Former Sen. Al Franken speaks at the dedication of the Bug-O-Nay-Ge-Shig tribal school's new high school building. It's believed to be one of his first appearances in Minnesota since resigning from the U.S. Senate.
John Enger | MPR News

He said he first heard about the Bug-O-Nay-Ge-Shig school nearly a decade ago when a student testified before an Indian Affairs committee meeting.

"Her testimony was disturbing," he said. "She testified about the appalling conditions in which they were expected to learn."

High school students went to class in an old pole barn. It was so poorly insulated, they wore their winter coats indoors, and could often see their own breath. When storms came through, they had to run to the middle school because they were afraid the whole building might crumble in high winds.

After that, Franken said he started pestering then-Secretary of the Interior Sally Jewell to help rebuild the school.

"Every time I saw her around the capitol," he said. "I used it as an opportunity to talk about the Bug School."

Jewell eventually toured the school in 2014, and pledged to help raise money for the new facility. It took two more years to secure about $12 million in federal funds, and two more after that to finish the building.

"This is long overdue progress," Franken said. "I can't say it was easy. I can't say we never got discouraged. But I can say the work is worth doing. And I can say that I miss doing it."

Many politicians toured Bug-O-Nay-Ge-Shig over the last decade. Social studies teacher Mike Schmid says he lost count.

"I often said that if Washington had just spent the money to build a new school," he said, "instead of spending it to send all these entourages out to tour the school, they could have saved a lot of time and effort."

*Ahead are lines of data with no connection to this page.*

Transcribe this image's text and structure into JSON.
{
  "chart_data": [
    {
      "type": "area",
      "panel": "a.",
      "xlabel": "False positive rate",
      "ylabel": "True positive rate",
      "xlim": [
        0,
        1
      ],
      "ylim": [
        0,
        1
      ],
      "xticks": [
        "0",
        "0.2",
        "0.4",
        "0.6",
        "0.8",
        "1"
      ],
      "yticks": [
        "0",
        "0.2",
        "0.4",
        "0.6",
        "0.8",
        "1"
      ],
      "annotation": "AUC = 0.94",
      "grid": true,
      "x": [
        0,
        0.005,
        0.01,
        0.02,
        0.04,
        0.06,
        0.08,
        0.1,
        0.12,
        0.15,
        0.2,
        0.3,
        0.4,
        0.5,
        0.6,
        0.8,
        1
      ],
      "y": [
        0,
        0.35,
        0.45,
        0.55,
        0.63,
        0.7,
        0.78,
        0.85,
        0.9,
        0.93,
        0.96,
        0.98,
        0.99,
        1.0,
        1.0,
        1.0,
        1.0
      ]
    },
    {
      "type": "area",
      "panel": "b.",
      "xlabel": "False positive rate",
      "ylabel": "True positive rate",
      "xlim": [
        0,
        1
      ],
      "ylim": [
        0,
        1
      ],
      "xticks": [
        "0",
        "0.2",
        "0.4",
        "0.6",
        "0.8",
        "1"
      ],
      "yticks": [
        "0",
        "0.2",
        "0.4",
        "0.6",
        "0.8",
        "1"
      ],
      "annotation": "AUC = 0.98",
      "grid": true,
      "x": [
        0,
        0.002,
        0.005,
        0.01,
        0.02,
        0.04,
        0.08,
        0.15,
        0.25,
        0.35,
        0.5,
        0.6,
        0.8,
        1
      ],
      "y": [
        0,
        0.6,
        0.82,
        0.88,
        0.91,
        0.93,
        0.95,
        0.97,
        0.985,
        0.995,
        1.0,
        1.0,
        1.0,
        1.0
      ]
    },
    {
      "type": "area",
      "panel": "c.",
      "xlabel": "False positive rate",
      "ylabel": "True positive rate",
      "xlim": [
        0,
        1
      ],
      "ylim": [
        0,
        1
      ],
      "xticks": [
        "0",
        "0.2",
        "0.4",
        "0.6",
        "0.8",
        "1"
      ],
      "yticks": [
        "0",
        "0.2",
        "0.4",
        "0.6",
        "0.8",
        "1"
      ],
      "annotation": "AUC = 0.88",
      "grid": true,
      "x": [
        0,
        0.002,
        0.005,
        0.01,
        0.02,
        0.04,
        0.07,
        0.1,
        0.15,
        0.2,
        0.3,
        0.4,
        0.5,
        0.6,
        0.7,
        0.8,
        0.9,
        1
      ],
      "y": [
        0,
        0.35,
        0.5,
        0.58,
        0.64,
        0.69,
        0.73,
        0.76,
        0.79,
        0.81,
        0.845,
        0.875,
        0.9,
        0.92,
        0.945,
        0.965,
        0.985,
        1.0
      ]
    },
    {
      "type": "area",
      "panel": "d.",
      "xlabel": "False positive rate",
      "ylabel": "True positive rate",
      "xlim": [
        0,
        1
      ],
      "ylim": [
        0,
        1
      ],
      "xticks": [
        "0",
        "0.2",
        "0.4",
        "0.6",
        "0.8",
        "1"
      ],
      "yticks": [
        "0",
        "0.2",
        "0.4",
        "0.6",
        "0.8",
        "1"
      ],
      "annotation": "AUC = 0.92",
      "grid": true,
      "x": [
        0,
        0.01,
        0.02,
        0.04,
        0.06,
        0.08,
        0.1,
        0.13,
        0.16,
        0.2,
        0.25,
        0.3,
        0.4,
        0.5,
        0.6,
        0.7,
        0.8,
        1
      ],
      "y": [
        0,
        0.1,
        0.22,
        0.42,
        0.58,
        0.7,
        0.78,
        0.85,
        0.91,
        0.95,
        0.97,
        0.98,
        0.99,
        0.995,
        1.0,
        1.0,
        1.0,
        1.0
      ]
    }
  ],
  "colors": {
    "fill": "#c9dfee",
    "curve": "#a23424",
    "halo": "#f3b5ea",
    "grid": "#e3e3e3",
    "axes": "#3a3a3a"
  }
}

For a long time, he said, it seemed like all those politicians weren't doing anything.

Bug-O-Nay-Ge-Shig is one of 183 schools funded by the Bureau of Indian Education — nearly one-third of which are in disrepair. Schmid worried funding for a small tribal high school in northern Minnesota would never come.

But it did come. Now Schmid has a classroom with fully insulated walls and the latest in technology. He said it's a big step up from the pole barn.